地元の公立高校を卒業後、キャンベラの士官学校に進学。その後は軍のエリート・コースをひた走ったが、とりわけ93年のソマリア駐留時代、すなわち1,500人の豪州軍を率いて、国連平和維持軍に加わった際の活躍が高く評価された。2001年には陸軍少将、03年には中将、08年7月には国軍副司令官、そして11年7月には、制服組トップの国軍司令官(陸軍大将)に就任している(注:ホーク労働党政権時代の84年に新設されたポスト。文官ポストのトップである国防省事務次官と一応は同格とされる)。

14年6月には、42年間にもわたった軍歴に終止符を打ったが、同年の10月に第38代目のNSW州総督に就任している。そして今年の7月1日より、東ティモールの独立に貢献し、同じく国軍司令官を経験したコスグローブ総督の後任として、第27代目の連邦総督に就任し、現在に至っている。

この連邦総督だが、その役割、権限は、一般には儀礼的なものに過ぎない。ただ他方で、事実上の国家元首である総督は、象徴的な意味では重要なもので、またモラル面では強力なリーダーシップを発揮し得るし、それが期待される役職でもある。しかも総督には留保権限という、特別権限が担保されており、危機的な政治状況では重大な役割を果たし得ることを忘れるべきではあるまい。なお、ハーレイの連邦総督就任で、第24代総督のジェフリー以降の4人の連邦総督の内、実に3人が職業陸軍軍人出身者となった(注:第25代連邦総督は、初の女性で、ショーテン前野党労働党党首の義理の母であるブライスである)。

高級軍人出身者に共通するイメージとは、清廉、自律、愛国心、リーダーシップといった、国民受けするポジティブなものであり、そのため軍人出身者の連邦あるいは州総督への任命は、超党派的支持が得られやすいと言えよう。実際に、任命のタイミングについては不満を漏らしていたものの、ハーレイについても労働党は支持を表明していた。
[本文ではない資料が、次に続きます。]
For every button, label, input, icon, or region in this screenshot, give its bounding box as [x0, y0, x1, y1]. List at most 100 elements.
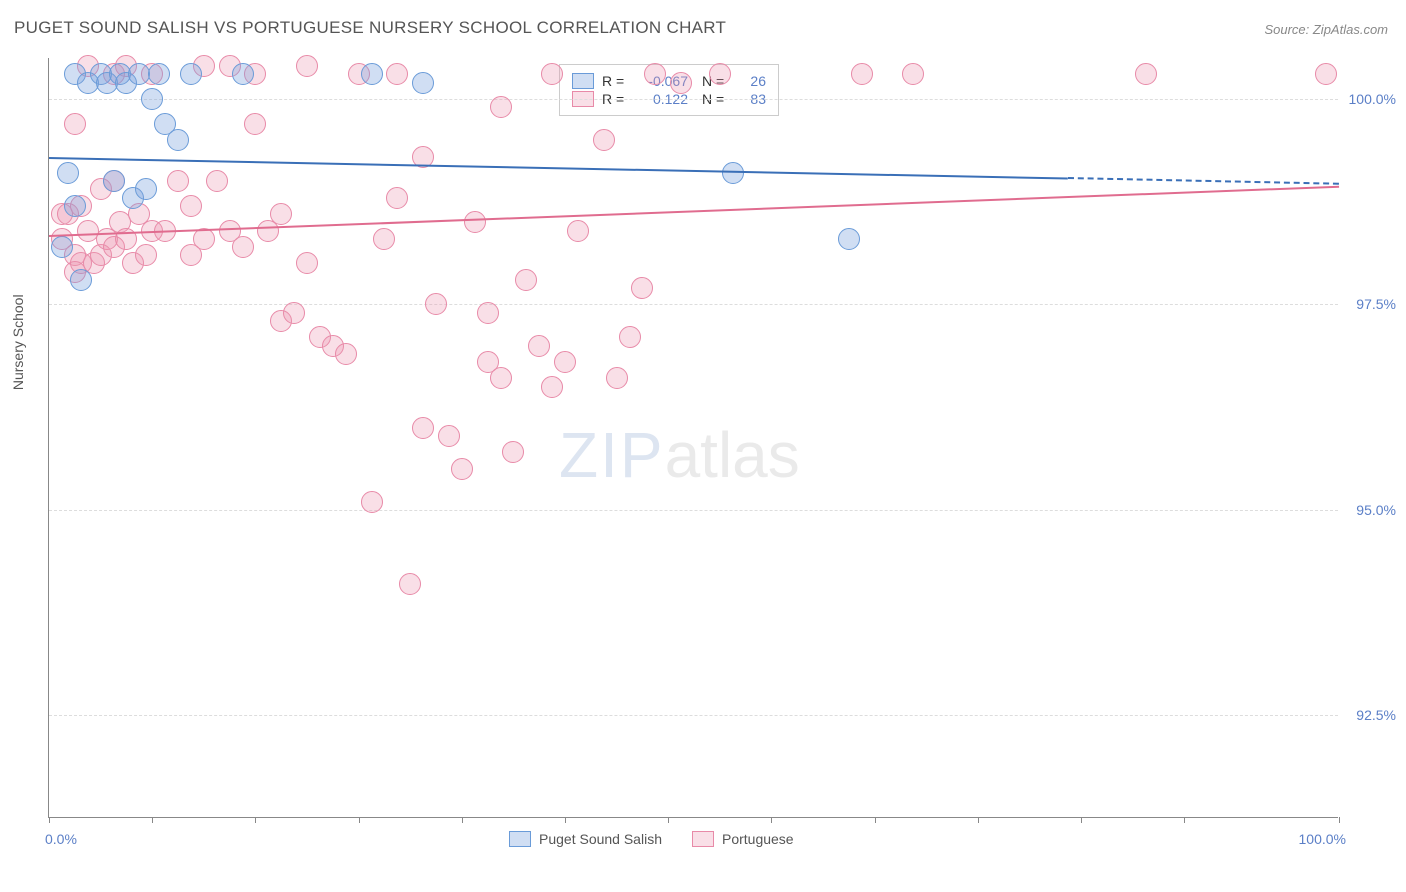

さてハーレイだが、一見するとやや地味な印象を受けるかもしれない。その最大の理由は、ハーレイが「謙譲の美徳」を備えた人物であるためだ。ハーレイはNSW州総督時代に、毎週先住民の少年たちを集め、ボランティアでボクシングのコーチを務めていたが、少年たちはハーレイを「普通のオジサン」と思っていたという。ちなみにハーレイは、何よりも社会的弱者に奉仕する総督となりたい、云々(うんぬん)と抱負を述べていたが、特に重視するのが先住民問題で、ハーレイは先住民言語の保存を強く訴えている。

家族は教師であった妻のリンダと1男2女である。